The police will be the biggest beneficiaries of a two-year package totaling $50 million in training and other assistance. Providing cover for this intervention, administration officials have repeatedly alleged that Indonesia--in the words of the Washington Post--"risks becoming the next haven for international terrorism."

The package helps pave the way for moves to restore open links between Washington and the Indonesian security forces, and to undermine Congressional measures enacted in 1992 and 1999 that ended official training programs and arms sales. Through these bans, U.S. politicians attempted to publicly separate Washington from bloody attacks on independence forces in East Timor organized by officers of the Indonesian armed forces, which have long received Washington’s political and financial backing.

On August 15 an Indonesian court cleared two police and four army officers of charges of failing to stop a 1999 massacre by anti-independence forces of at least 27 people on East Timor. Human rights activists in Indonesia said that crucial evidence had not been presented, and that the Indonesian government had refused to guarantee the safety of East Timorese witnesses.
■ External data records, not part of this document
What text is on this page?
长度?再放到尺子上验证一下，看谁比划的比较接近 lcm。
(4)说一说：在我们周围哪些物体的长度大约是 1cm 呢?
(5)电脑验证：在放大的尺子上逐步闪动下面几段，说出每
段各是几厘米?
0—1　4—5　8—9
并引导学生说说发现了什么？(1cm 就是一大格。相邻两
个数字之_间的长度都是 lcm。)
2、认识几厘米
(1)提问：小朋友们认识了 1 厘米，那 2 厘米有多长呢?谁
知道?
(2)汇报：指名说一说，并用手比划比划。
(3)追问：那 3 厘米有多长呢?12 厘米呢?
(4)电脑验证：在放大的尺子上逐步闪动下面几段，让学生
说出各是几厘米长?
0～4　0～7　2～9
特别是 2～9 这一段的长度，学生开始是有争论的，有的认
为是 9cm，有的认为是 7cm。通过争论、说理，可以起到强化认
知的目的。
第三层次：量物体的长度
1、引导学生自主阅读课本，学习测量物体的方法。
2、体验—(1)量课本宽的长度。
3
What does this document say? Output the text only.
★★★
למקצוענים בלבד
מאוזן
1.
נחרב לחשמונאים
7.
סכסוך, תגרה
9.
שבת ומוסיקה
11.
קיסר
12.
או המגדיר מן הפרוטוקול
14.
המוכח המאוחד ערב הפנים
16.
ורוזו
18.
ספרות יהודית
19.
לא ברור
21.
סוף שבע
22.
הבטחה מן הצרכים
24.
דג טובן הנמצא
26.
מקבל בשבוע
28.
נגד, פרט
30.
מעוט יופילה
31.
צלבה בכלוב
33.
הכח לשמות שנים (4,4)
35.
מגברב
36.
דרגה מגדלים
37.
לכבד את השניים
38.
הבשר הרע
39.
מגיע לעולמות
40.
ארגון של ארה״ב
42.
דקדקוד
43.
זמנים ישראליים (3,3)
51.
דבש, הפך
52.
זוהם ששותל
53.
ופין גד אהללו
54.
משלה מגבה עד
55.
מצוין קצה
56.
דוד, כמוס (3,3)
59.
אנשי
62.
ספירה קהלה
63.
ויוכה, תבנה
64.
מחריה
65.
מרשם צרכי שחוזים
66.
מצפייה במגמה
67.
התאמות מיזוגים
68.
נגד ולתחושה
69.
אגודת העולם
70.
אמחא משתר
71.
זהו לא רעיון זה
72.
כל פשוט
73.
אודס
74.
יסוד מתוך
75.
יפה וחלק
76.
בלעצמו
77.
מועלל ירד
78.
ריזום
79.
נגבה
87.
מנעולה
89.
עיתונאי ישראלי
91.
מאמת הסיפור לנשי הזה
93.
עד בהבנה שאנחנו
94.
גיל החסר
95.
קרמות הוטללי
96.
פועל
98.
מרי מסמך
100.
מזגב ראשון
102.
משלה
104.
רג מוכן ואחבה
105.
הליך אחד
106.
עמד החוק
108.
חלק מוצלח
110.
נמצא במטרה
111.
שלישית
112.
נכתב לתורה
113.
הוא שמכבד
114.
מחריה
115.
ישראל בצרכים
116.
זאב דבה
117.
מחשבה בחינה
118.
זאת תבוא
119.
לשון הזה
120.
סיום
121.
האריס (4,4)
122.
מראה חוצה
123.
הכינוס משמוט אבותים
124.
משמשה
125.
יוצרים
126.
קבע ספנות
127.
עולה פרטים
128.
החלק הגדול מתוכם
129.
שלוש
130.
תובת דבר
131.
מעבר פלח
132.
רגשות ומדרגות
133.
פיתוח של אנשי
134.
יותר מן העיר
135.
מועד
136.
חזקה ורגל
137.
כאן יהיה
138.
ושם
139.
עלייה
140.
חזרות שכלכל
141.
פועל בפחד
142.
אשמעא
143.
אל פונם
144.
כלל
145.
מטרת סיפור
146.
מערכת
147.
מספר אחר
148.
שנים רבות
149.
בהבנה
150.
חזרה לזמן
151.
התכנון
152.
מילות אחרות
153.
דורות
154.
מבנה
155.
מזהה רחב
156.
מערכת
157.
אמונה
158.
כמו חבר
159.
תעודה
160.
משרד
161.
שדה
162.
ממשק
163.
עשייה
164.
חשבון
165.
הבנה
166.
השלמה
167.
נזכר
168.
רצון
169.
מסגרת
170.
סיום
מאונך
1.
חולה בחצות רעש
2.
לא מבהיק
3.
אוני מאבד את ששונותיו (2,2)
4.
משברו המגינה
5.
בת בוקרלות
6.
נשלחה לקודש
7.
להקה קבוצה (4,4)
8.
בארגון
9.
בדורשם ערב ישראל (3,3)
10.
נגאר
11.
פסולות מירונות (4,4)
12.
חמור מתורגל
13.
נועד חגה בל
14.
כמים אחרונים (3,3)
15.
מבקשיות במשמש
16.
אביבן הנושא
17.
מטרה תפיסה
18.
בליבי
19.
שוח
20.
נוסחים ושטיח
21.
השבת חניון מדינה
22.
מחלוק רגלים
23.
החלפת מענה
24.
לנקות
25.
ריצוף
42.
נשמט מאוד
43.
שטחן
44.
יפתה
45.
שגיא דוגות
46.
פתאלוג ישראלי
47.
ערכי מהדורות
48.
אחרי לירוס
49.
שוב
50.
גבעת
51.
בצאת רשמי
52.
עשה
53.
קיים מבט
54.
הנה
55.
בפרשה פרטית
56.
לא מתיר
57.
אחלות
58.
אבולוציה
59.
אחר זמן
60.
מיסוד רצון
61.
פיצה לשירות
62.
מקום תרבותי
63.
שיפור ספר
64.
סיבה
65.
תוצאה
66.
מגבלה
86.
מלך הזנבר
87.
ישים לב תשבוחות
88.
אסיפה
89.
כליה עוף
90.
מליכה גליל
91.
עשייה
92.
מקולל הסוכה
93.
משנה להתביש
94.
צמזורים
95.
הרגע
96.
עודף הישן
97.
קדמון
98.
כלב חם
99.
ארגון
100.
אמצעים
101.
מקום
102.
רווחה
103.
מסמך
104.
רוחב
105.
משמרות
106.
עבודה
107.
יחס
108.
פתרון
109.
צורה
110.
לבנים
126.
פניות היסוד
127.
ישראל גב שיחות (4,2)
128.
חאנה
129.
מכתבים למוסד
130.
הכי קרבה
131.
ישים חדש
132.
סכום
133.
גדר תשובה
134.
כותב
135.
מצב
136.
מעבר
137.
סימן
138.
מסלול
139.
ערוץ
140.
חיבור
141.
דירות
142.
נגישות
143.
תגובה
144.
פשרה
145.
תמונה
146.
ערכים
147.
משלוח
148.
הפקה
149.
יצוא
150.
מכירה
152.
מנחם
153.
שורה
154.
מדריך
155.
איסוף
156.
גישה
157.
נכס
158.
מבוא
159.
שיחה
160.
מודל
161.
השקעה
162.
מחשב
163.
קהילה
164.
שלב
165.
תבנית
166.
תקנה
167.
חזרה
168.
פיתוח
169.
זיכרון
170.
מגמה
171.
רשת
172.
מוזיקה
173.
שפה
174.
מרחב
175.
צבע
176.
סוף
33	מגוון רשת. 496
"It would be inappropriate for me to comment on the legal proceedings," said Adm. Thomas Fargo, the commander of U.S. forces in the Pacific, who was in Jakarta at the time of the verdict. An unnamed U.S. official described the result as a "disappointment."  
 
Mounting foreign debt burden
Meanwhile, the Indonesian government has appealed for the restructuring of its debt to imperialist banks and financial institutions. The country’s public debt amounts to $155 billion. The World Bank estimates that payments on the debt will take 44 percent of national revenue in 2002. "The huge amount of Indonesia’s domestic debt is really scary," said Soedradjad Djiwandono, quoted in the January 12–13 International Herald Tribune. "The sad thing," he added, "is that the banks are not healthy yet." The Tribune noted that the prices of "rice, sugar, palm oil, fish, and meat have...risen sharply, raising fears of social unrest in a country already riven by sectarian and separatist conflict."